Cierro este pobre repaso llamando la atención sobre el capítulo siete, “La persona distribuida”, presentada como un capítulo donde se desarrollará una teoría general de la idolatría, pero que es también un capítulo donde Gell abre sus puertas al diálogo con los trabajos tanto de Marilyn Strathern (específicamente en su propuesta de la “teoría genealógica de la mente”), como de Roy Wagner y su propuesta de “persona fractal” y el desplazamiento entre persona (léase también índice u “objeto de arte”) dividual e individual. Conectado con una profunda crítica de la modernidad (a la manera de Bruno Latour), este desplazamiento desgasta la distinción binaria entre objetos y sujetos con la cual se trató de separar normativamente a los sujetos y sus formas de agencia, de los objetos; a lo humano, de lo no-humano, olvidando la existencia de cuasi-objetos e híbridos que siempre han cuestionado la inmovilidad de esa distinción. En su teoría sobre la idolatría (y el papel de los objetos en los sistemas religiosos), Gell pone de relieve que el (des)propósito modernista de separar a humanos y no humanos sólo fue posible en la medida en que existió una resistencia previa a esa justificación ontológica, y que al tratar de superar dialécticamente la distancia entre sujetos y objetos la hace de hecho inquebrantable. En retrospectiva, finalmente, es posible que Gell no conociera las sugerentes iniciativas con los trabajos de los antropólogos especialistas en otras latitudes que sumados a iniciativas museísticas de gran calado (como las exposiciones sobre “la naturaleza” de los cuerpos o “la fabricación” de imágenes, comandadas por Anne-Christine Taylor y Phillipe Descola en el Museo del Quai Branly en París), y que son (nunca mejor dicho) un índice que abrió desde los años 90 del siglo pasado fecundos debates, no entre antropologías regionales, sino entre planteamientos encabezados por autores tan (aparentemente) distantes como Tim Ingold, Eduardo Viveiros de Castro, Carlos Fausto, Carlo Severi y Pascal Boyer, entre otros.
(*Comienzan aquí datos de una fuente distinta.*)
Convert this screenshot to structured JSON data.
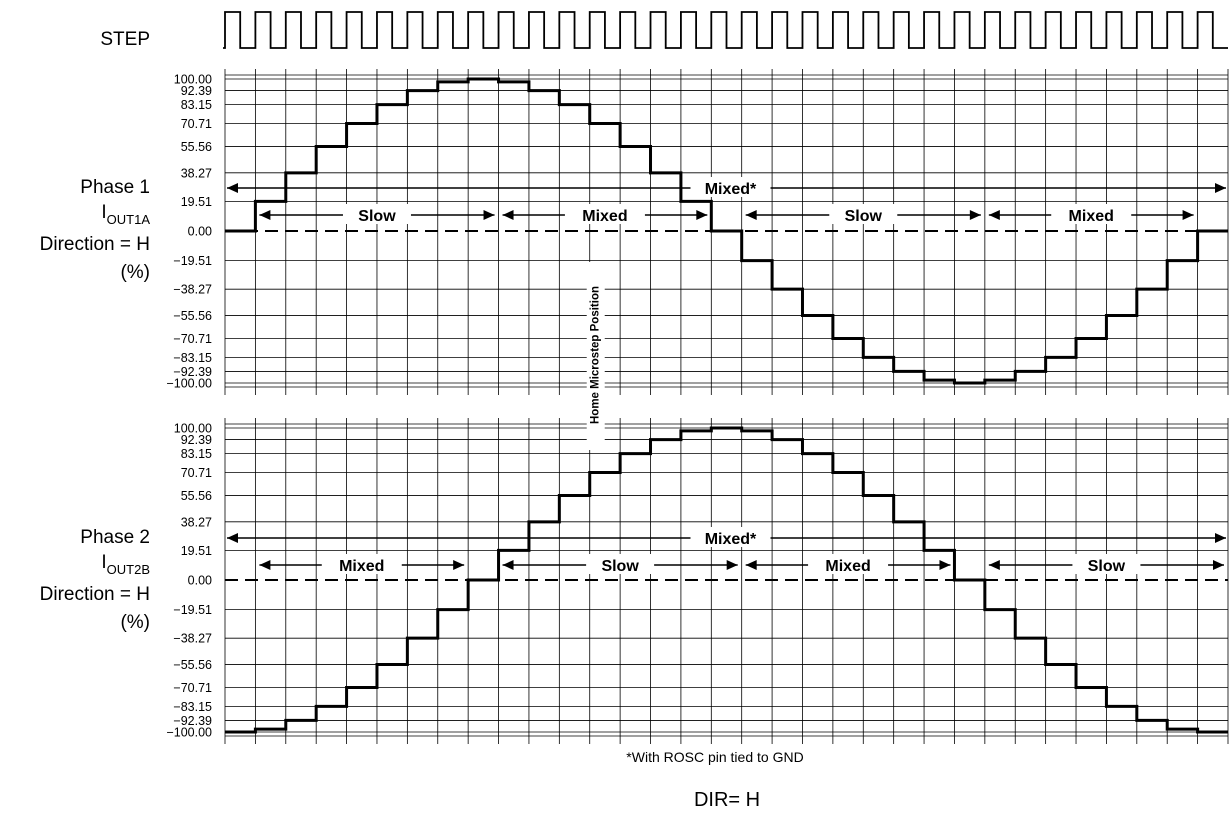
{
  "step_label": "STEP",
  "phase1": {
    "label_line1": "Phase 1",
    "label_line2_main": "I",
    "label_line2_sub": "OUT1A",
    "label_line3": "Direction = H",
    "label_line4": "(%)",
    "mixed_star_label": "Mixed*",
    "regions": [
      {
        "label": "Slow",
        "from": 1,
        "to": 9
      },
      {
        "label": "Mixed",
        "from": 9,
        "to": 16
      },
      {
        "label": "Slow",
        "from": 17,
        "to": 25
      },
      {
        "label": "Mixed",
        "from": 25,
        "to": 32
      }
    ]
  },
  "phase2": {
    "label_line1": "Phase 2",
    "label_line2_main": "I",
    "label_line2_sub": "OUT2B",
    "label_line3": "Direction = H",
    "label_line4": "(%)",
    "mixed_star_label": "Mixed*",
    "regions": [
      {
        "label": "Mixed",
        "from": 1,
        "to": 8
      },
      {
        "label": "Slow",
        "from": 9,
        "to": 17
      },
      {
        "label": "Mixed",
        "from": 17,
        "to": 24
      },
      {
        "label": "Slow",
        "from": 25,
        "to": 33
      }
    ]
  },
  "home_label": "Home Microstep Position",
  "footnote": "*With ROSC pin tied to GND",
  "dir_label": "DIR= H",
  "chart_data": {
    "type": "line",
    "x": [
      0,
      1,
      2,
      3,
      4,
      5,
      6,
      7,
      8,
      9,
      10,
      11,
      12,
      13,
      14,
      15,
      16,
      17,
      18,
      19,
      20,
      21,
      22,
      23,
      24,
      25,
      26,
      27,
      28,
      29,
      30,
      31,
      32,
      33
    ],
    "y_ticks": [
      "100.00",
      "92.39",
      "83.15",
      "70.71",
      "55.56",
      "38.27",
      "19.51",
      "0.00",
      "-19.51",
      "-38.27",
      "-55.56",
      "-70.71",
      "-83.15",
      "-92.39",
      "-100.00"
    ],
    "ylim": [
      -100,
      100
    ],
    "home_step": 12,
    "series": [
      {
        "values": [
          0,
          19.51,
          38.27,
          55.56,
          70.71,
          83.15,
          92.39,
          98.08,
          100,
          98.08,
          92.39,
          83.15,
          70.71,
          55.56,
          38.27,
          19.51,
          0,
          -19.51,
          -38.27,
          -55.56,
          -70.71,
          -83.15,
          -92.39,
          -98.08,
          -100,
          -98.08,
          -92.39,
          -83.15,
          -70.71,
          -55.56,
          -38.27,
          -19.51,
          0,
          0
        ]
      },
      {
        "values": [
          -100,
          -98.08,
          -92.39,
          -83.15,
          -70.71,
          -55.56,
          -38.27,
          -19.51,
          0,
          19.51,
          38.27,
          55.56,
          70.71,
          83.15,
          92.39,
          98.08,
          100,
          98.08,
          92.39,
          83.15,
          70.71,
          55.56,
          38.27,
          19.51,
          0,
          -19.51,
          -38.27,
          -55.56,
          -70.71,
          -83.15,
          -92.39,
          -98.08,
          -100,
          -100
        ]
      }
    ]
  }
}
Arte y agencia, más que un catálogo de síntesis e informaciones inconexas sobre arte indígena, es un verdadero “agente social” que provoca en el lector la irrefutable incomodidad que nos da el hecho de saber que Frazer no había sido leído con detenimiento, lo que nos obliga a admitir, con Lévi-Strauss, que la antropología que se pretende contemporánea, hoy asiste (tan entusiasta, como irremediablemente) a la contemplación del “impresionante retorno de las cosas”.